You can transfer your life’s earnings between bank accounts online. You can apply for a credit card and file your tax returns online. If you’re an air traffic controller, you probably use a Web-based system to direct the planes — and people’s lives — above you. So what’s the deal with voting? Why can’t you use your phone or computer to cast your ballot remotely? Experts don’t have faith in the ability of the Internet to maintain what’s needed in a voting system: keeping your vote secret, preventing coercion, verifying your identity, allowing you to vote only once, and recording your vote correctly. If not now, though, will the option to vote online be available in the future? … Skeptics of online voting are of course concerned about security breaches. Could a third party hack into the system and interfere with an election’s results? What about the potential for violations of voter privacy?
David Jefferson, a computer scientist with Lawrence Livermore National Laboratory wrote in 2011 that “computer and network security experts are virtually unanimous in pointing out that online voting is an exceedingly dangerous threat to the integrity of U.S. elections. … Anyone from a disaffected misfit individual to a national intelligence agency can remotely attack an online election, modifying or filtering ballots in ways that are undetectable and uncorrectable, or just disrupting the election and creating havoc.”

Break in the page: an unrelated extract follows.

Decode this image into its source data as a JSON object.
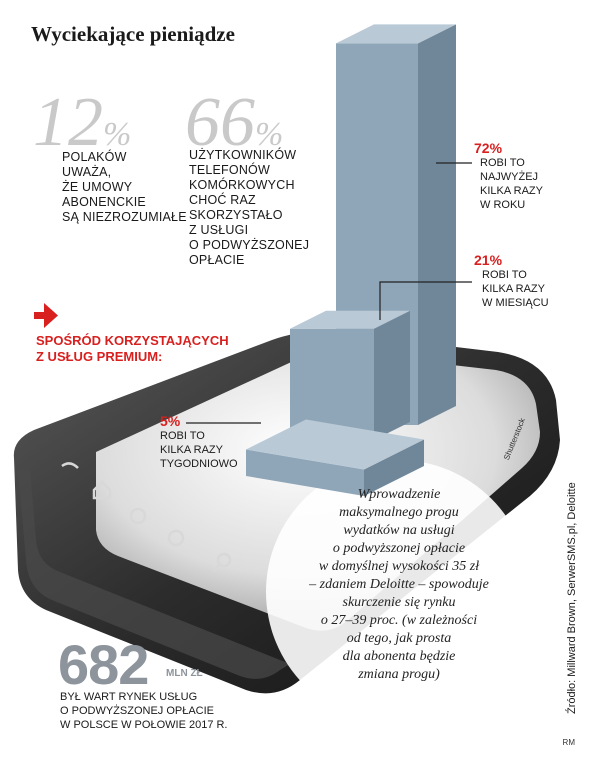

What’s the difference between banking online and voting online, then? As Jefferson pointed out, e-commerce transactions are not, in fact, safe. Banks, credit card companies and other online sellers lose billions of dollars each year to fraudulent transactions online. People think e-commerce is safe because they, as victims, aren’t held financially responsible for the fraud.
“Instead the businesses absorb and redistribute the losses silently, passing them on in the invisible forms of higher prices, fees, and interest rates. Businesses know that if consumers had to accept those losses personally most online commerce would collapse,” Jefferson wrote. With e-commerce, people can detect errors and fraud. With voting, it wouldn’t be so easy. There are no receipts, double-entry bookkeeping or audit records following your voting trail.